Unusual Zombie Movies #11
MAKE-OUT With VIOLENCE (2009, dir. Andy Duensing, Chris Doyle)
If you’ve ever watched Weird Science and thought, “This dynamic needs more zombies,” then MAKE-OUT With VIOLENCE is the movie for you. Two twin high school graduates find their lady friend, who’d recently disappeared, and see that she’s now a reanimated cadaver; they do their best to keep up an appearance of mutual normalcy while trying to revert the zombie girl back into their old friend. Played largely for laughs, MAKE-OUT With VIOLENCE exists somewhere between Romero and John Hughes, which, in theory, is about as likely a cinematic pairing as, well, Romero and John Cleese, but that mash-up worked out pretty damn nicely for Edgar Wright and Simon Pegg, no?
Unusual Zombie Movies #12
The Battery (2013, dir.
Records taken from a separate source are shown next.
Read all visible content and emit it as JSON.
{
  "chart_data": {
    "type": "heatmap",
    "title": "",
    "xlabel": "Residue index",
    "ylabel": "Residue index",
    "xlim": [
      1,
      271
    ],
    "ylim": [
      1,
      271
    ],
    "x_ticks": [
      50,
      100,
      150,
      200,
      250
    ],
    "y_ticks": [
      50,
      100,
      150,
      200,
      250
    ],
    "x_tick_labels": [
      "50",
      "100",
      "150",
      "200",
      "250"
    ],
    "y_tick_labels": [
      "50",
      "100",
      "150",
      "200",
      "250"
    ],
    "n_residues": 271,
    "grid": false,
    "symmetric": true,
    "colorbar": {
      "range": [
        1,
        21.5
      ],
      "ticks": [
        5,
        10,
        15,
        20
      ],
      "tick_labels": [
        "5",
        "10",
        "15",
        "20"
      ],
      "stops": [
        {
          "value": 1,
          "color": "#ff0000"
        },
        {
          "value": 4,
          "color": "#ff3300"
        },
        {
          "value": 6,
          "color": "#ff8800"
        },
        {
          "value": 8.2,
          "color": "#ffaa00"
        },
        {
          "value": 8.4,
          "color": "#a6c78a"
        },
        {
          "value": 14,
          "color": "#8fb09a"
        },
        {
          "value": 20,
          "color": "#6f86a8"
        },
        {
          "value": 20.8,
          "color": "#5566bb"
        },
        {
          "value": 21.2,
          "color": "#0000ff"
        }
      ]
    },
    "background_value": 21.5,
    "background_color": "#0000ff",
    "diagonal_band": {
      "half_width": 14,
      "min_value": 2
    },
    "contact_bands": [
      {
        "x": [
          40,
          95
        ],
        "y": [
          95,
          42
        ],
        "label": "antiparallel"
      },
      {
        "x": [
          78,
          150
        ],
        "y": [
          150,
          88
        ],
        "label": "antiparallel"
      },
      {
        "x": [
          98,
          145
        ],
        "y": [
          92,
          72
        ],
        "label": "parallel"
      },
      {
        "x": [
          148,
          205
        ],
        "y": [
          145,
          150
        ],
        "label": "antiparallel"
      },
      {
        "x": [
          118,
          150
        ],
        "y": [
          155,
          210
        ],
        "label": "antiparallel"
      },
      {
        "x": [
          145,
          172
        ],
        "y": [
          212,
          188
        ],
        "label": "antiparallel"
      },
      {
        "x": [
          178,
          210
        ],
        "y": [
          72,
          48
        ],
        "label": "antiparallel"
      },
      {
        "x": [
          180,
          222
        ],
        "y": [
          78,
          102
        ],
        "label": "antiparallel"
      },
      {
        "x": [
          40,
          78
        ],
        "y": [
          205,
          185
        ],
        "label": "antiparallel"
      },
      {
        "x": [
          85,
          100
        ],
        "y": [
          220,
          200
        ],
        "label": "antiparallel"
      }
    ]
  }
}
Jeremy Gardner)
The Battery is proof that you don’t always need money to buy you happiness (in the form of a completed zombie movie). Made for only $6,000, writer-director Jeremy Gardner’s scrappy little character study uses a zombie apocalypse as an accessible backdrop to tell the intimate story of two guys (played Gardner and Adam Cronheim) whose casual acquaintance reluctantly turns into a two-against-the-world bond once that world goes to crap. The Battery has zombies, sure, but they’re secondary. Gardner’s intelligent script shines with its interpersonal storytelling, which is at its best during the film’s ambitious third act, with the two dudes trapped inside a car as the resurrected corpses try to pound their way in.
Unusual Zombie Movies #13
Contracted (2013, dir. Eric England)
Contracted ’s zombie pedigree sneaks up on you. For the bulk of its duration, writer-director Eric England’s disturbing character piece is pure Cronenbergian nastiness, watching its main character (excellently played by Najarra Townsend) slowly rot away after she’s drugged and raped by a stranger at a party. As the film progresses, she decomposes until she resembles a human-sized expansion of the mold you find on months-old bread, and it’s as difficult to look at as that sounds, but then she also begins killing people, and you’re not sure what the hell she’s turning into. Contracted ’s final scene, though, reveals its bottom-line truth: It’s been a zombie origin story all along.
Unusual Zombie Movies #14
Warm Bodies (2013, dir. Jonathan Levine)
On its surface, All the Boys Love Mandy Lane director Jonathan Levine’s teenybopper-friendly Warm Bodies looks and feels like yet another wannabe Twilight . There’s the attractive girl with a tough exterior, and the pretty-boy outcast who just so happens to be a zombie (and who just wants to be loved, dammit!), but Warm Bodies makes those Robert Pattinson/Kristen Stewart flicks seem ten times worse than they already are. With its lovable charm and playful energy, Levine’s film defies expectations and makes you wish that all YA-targeting cinema could be made with similar panache.
Unusual Zombie Movies #15
Zombeavers (2014, dir. Jordan Rubin)
It’s the horror-comedy equivalent of naming a porno movie Rampant Sex . The premise of Zombeavers is as on-the-nose as its title: an endless legion of undead beavers prey on a bunch of thinly written yet anatomically impressive co-ed characters—nothing more, nothing less. The Hydrox cookie to Piranha 3D ’s Oreo, Zombeavers delivers exactly what you’d expect it to, and when you’ve decided to spend 90 minutes watching a movie about zombie beavers, how can you be mad at that?